PROF. AKIN: Türkiye’de yapay zeka konusunda son yıllarda önemli gelişmeler oldu. Bu konuda çalışan çok insan yetişti. Fakat robotik alanındaki çalışmalar bence çok yeterli değil. Robotiğin aslında çeşitli dalları var. Bizim ilgilendiğimiz akıllı ve hareketli robotlar. Bu konudaki çalışmalar oldukça az. Biz bu konuda çalışanları biraraya getirmek için proje hazırladık. Bunu Avrupa Birliği’ne, 6’ncı Çerçeve’ye sunmuş durumdayız. Eğer bu proje önerimiz kabul edilirse, Türkiye’deki çalışmaları canlandırmak, hızlandırmak amacımız.
- Yapay zeka denince akla gelen isimlerden ABD’li Marvin Minsky, “50 yıldır bu alanda bariz bir ilerleme kaydedilemediğini” söyledi. Siz Minsky’nin karamsarlığını paylaşıyor musunuz?

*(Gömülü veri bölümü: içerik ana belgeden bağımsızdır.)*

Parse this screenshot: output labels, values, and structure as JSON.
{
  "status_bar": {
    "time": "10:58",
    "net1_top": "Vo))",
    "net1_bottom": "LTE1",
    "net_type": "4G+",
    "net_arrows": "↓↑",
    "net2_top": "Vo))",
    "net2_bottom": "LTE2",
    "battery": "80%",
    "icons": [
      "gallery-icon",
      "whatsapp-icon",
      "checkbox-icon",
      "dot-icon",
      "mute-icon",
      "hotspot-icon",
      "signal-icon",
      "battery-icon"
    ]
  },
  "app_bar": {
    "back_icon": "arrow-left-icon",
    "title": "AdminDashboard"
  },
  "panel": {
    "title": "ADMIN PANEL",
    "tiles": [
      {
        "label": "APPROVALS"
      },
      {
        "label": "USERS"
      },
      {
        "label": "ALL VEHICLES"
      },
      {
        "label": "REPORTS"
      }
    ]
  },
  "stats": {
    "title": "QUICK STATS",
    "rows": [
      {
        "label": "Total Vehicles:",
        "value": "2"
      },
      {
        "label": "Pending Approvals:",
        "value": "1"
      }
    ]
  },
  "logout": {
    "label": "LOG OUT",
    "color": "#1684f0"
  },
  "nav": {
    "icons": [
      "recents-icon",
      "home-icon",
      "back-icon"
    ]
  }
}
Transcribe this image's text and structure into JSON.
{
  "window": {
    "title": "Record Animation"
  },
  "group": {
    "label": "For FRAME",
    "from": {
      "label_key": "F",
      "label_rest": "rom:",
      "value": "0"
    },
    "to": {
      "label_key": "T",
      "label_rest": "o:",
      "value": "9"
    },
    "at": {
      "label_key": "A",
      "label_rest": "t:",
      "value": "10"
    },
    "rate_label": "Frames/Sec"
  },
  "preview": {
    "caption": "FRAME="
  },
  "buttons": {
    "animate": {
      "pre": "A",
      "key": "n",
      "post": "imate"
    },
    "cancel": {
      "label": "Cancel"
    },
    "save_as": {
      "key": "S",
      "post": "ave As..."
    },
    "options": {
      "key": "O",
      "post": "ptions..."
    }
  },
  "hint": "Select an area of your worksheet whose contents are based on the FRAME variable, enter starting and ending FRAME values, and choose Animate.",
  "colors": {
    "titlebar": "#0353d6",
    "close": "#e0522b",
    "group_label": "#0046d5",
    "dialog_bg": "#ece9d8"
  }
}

PROF. AKIN: Paylaşmıyorum. 50 yıldır ilerleme kaydedilememiş olmasının nedeni yaklaşımın baştan değişik olması. Zeka dediğimiz zaman satranç oynamak, problem çözmek gibi şeyler zeki eylemler olarak nitelendirilmekteydi başlangıçta… Bütün çabalar da bu becerilerin robotlara kazandırılmasına yönelikti. Bunlar daha sonra insanların sıradan davranışları olarak kabul ettiğimiz görme, konuşma, yürüme gibi şeyler yeni yeni ilgi alanı haline geldi. Bunların aslında satranç oynamaktan çok daha zor olduğu kısa zamanda fark edildi. Buradaki sorunun temel nedenlerinden birisi, bu tür becerilerin yordamlarının karmaşık olmasının yanı sıra bunlarla ilgili hesaplamalar yapabilmek için gerekli hesaplama gücünün de yüksek olmasında yatıyor. Önümüzdeki yıllar içinde, yani 15-20 yıl içinde bu tür bir hesaplama kapasitesine erişilmesi bekleniyor. O zaman bu problemin de çözülmüş olmasını bekliyorum.